Circe in the Odyssey
To fully appreciate the re-imagination of the figure of Circe, and to better understand the contemporary ramification of this character, one must start from her first-ever depiction. The episode of Circe is a rather short one, and it is characterized by the change that the sorceress of Aiaia goes through in her relationship with Odysseus (and his crew-mates): From a seductive temptress, always ready to use her magic and her pharmaka unto unfortunate victims, to a hospitable and proper woman, prepared to open her house and give advice to a lot of men. In fact, as soon as Odysseus and his men arrive, the hero explores the island, and he finds a house with smoke coming out of the chimney, meaning that somebody is living there. Thus, Odysseus sends some of his men to ask for hospitality, and they are immediately attracted by a woman's voice singing beautifully.
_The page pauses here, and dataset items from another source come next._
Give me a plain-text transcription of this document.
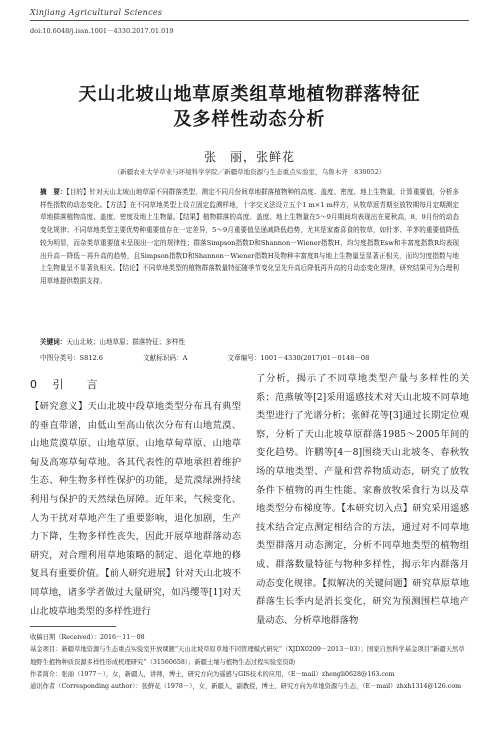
Xinjiang Agricultural Sciences
doi:10.6048/j.issn.1001－4330.2017.01.019
天山北坡山地草原类组草地植物群落特征
及多样性动态分析
张　丽，张鲜花
（新疆农业大学草业与环境科学学院／新疆草地资源与生态重点实验室，乌鲁木齐　830052）
摘　要：【目的】针对天山北坡山地草原不同群落类型，测定不同月份间草地群落植物种的高度、盖度、密度、地上生物量，计算重要值，分析多样性指数的动态变化。【方法】在不同草地类型上设立固定监测样地，十字交叉法设立五个1 m×1 m样方，从牧草返青期至放牧期每月定期测定草地群落植物高度、盖度、密度及地上生物量。【结果】植物群落的高度、盖度、地上生物量在5～9月期间均表现出在夏秋高，8，9月份的动态变化规律；不同草地类型主要优势种重要值存在一定差异，5～9月重要值呈递减降低趋势，尤其是家畜喜食的牧草，如针茅、羊茅的重要值降低较为明显，而杂类草重要值未呈现出一定的规律性；群落Simpson指数D和Shannon－Wiener指数H、均匀度指数Esw和丰富度指数R均表现出升高－降低－再升高的趋势，且Simpson指数D和Shannon－Wiener指数H及物种丰富度R与地上生物量呈显著正相关，而均匀度指数与地上生物量呈不显著负相关。【结论】不同草地类型的植物群落数量特征随季节变化呈先升高后降低再升高的月动态变化规律，研究结果可为合理利用草地提供数据支持。
关键词：天山北坡；山地草原；群落特征；多样性
中图分类号：S812.6	文献标识码：A	文章编号：1001－4330(2017)01－0148－08
0 引　言
【研究意义】天山北坡中段草地类型分布具有典型的垂直带谱，由低山至高山依次分布有山地荒漠、山地荒漠草原、山地草原、山地草甸草原、山地草甸及高寒草甸草地。各其代表性的草地承担着维护生态、种生物多样性保护的功能，是荒漠绿洲持续利用与保护的天然绿色屏障。近年来，气候变化、人为干扰对草地产生了重要影响，退化加剧，生产力下降，生物多样性丧失，因此开展草地群落动态研究，对合理利用草地策略的制定、退化草地的修复具有重要价值。【前人研究进展】针对天山北坡不同草地，诸多学者做过大量研究，如冯缨等[1]对天山北坡草地类型的多样性进行
了分析，揭示了不同草地类型产量与多样性的关系；范燕敏等[2]采用遥感技术对天山北坡不同草地类型进行了光谱分析；张鲜花等[3]通过长期定位观察，分析了天山北坡草原群落1985～2005年间的变化趋势。许鹏等[4－8]围绕天山北坡冬、春秋牧场的草地类型、产量和营养物质动态，研究了放牧条件下植物的再生性能、家畜放牧采食行为以及草地类型分布梯度等。【本研究切入点】研究采用遥感技术结合定点测定相结合的方法，通过对不同草地类型群落月动态测定，分析不同草地类型的植物组成、群落数量特征与物种多样性，揭示年内群落月动态变化规律。【拟解决的关键问题】研究草原草地群落生长季内是消长变化，研究为预测围栏草地产量动态、分析草地群落物

收稿日期（Received）：2016－11－08

基金项目：新疆草地资源与生态重点实验室开放课题“天山北坡草原草地不同管理模式研究”（XJDX0209－2013－03）；国家自然科学基金项目“新疆天然草地野生植物种质资源多样性形成机理研究”（31560658）；新疆土壤与植物生态过程实验室资助

作者简介：张丽（1977－），女，新疆人，讲师，博士，研究方向为遥感与GIS技术的应用，（E－mail）zhengli0628@163.com

通讯作者（Corresponding author）：张鲜花（1978－），女，新疆人，副教授，博士，研究方向为草地资源与生态，（E－mail）zhxh1314@126.com
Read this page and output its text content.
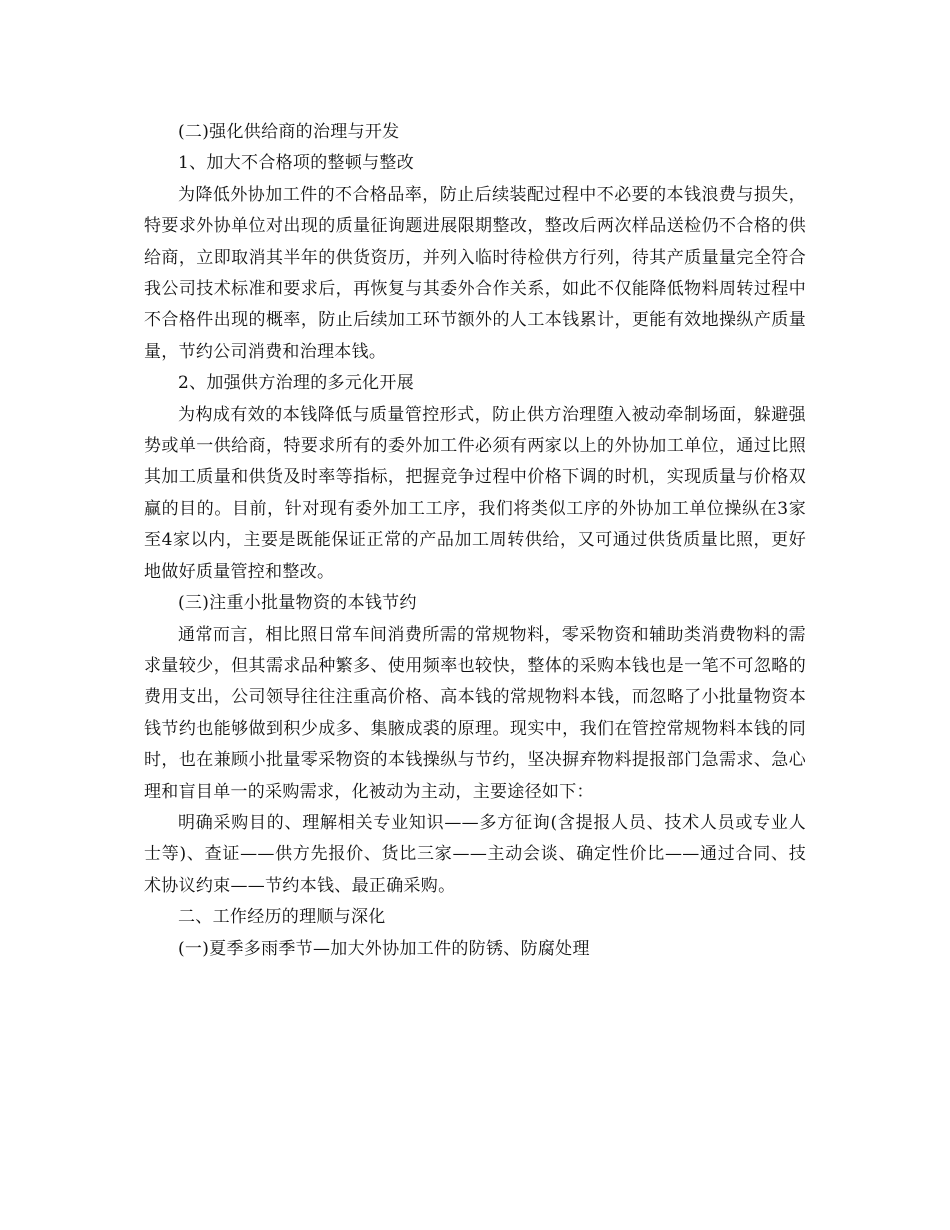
(二)强化供给商的治理与开发

1、加大不合格项的整顿与整改

为降低外协加工件的不合格品率，防止后续装配过程中不必要的本钱浪费与损失，特要求外协单位对出现的质量征询题进展限期整改，整改后两次样品送检仍不合格的供给商，立即取消其半年的供货资历，并列入临时待检供方行列，待其产质量量完全符合我公司技术标准和要求后，再恢复与其委外合作关系，如此不仅能降低物料周转过程中不合格件出现的概率，防止后续加工环节额外的人工本钱累计，更能有效地操纵产质量量，节约公司消费和治理本钱。

2、加强供方治理的多元化开展

为构成有效的本钱降低与质量管控形式，防止供方治理堕入被动牵制场面，躲避强势或单一供给商，特要求所有的委外加工件必须有两家以上的外协加工单位，通过比照其加工质量和供货及时率等指标，把握竞争过程中价格下调的时机，实现质量与价格双赢的目的。目前，针对现有委外加工工序，我们将类似工序的外协加工单位操纵在3家至4家以内，主要是既能保证正常的产品加工周转供给，又可通过供货质量比照，更好地做好质量管控和整改。

(三)注重小批量物资的本钱节约

通常而言，相比照日常车间消费所需的常规物料，零采物资和辅助类消费物料的需求量较少，但其需求品种繁多、使用频率也较快，整体的采购本钱也是一笔不可忽略的费用支出，公司领导往往注重高价格、高本钱的常规物料本钱，而忽略了小批量物资本钱节约也能够做到积少成多、集腋成裘的原理。现实中，我们在管控常规物料本钱的同时，也在兼顾小批量零采物资的本钱操纵与节约，坚决摒弃物料提报部门急需求、急心理和盲目单一的采购需求，化被动为主动，主要途径如下：

明确采购目的、理解相关专业知识——多方征询(含提报人员、技术人员或专业人士等)、查证——供方先报价、货比三家——主动会谈、确定性价比——通过合同、技术协议约束——节约本钱、最正确采购。

二、工作经历的理顺与深化

(一)夏季多雨季节—加大外协加工件的防锈、防腐处理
Circe invites them in, and feeds them with delicious food and wine; what the men do not suspect is that the goddess has malicious intentions: After they have drunk the drugged beverage, Circe speaks the magic words and they are transformed into swine.
In the meantime, Odysseus is helped by the god Hermes who gives him a potent herb, called mòly that only the gods can pick, that will prevent the hero to fall prey to Circe's magic. Moreover, Hermes acts as a divine helper for another reason as well: he tells Odysseus that once he is inside Circe's house, he has to unsheathe the sword and pretend to want to arm the goddess who is scared and stunned by the fact that her magic had not worked on the resourceful hero. At that point, Circe would beg Odysseus for mercy and invite him to lay with her. Such a request from a goddess cannot be refused, Hermes advises, hence Odysseus must make Circe swear that she will free his crew and transform the men back to their human selves. The events unfold exactly as Hermes predicted: After Circe inverts the spell, she begins acting like a proper woman, by bathing, serving food, and drinking to Odysseus and his crew-mates until it is time for them to leave the island. Before having them go, Circe predicts what the future awaits them: Before they are able to back to Ithaca, they will need to go through other adventures and terrible perils, as the Sirens, to which the goddess suggests ways of escape.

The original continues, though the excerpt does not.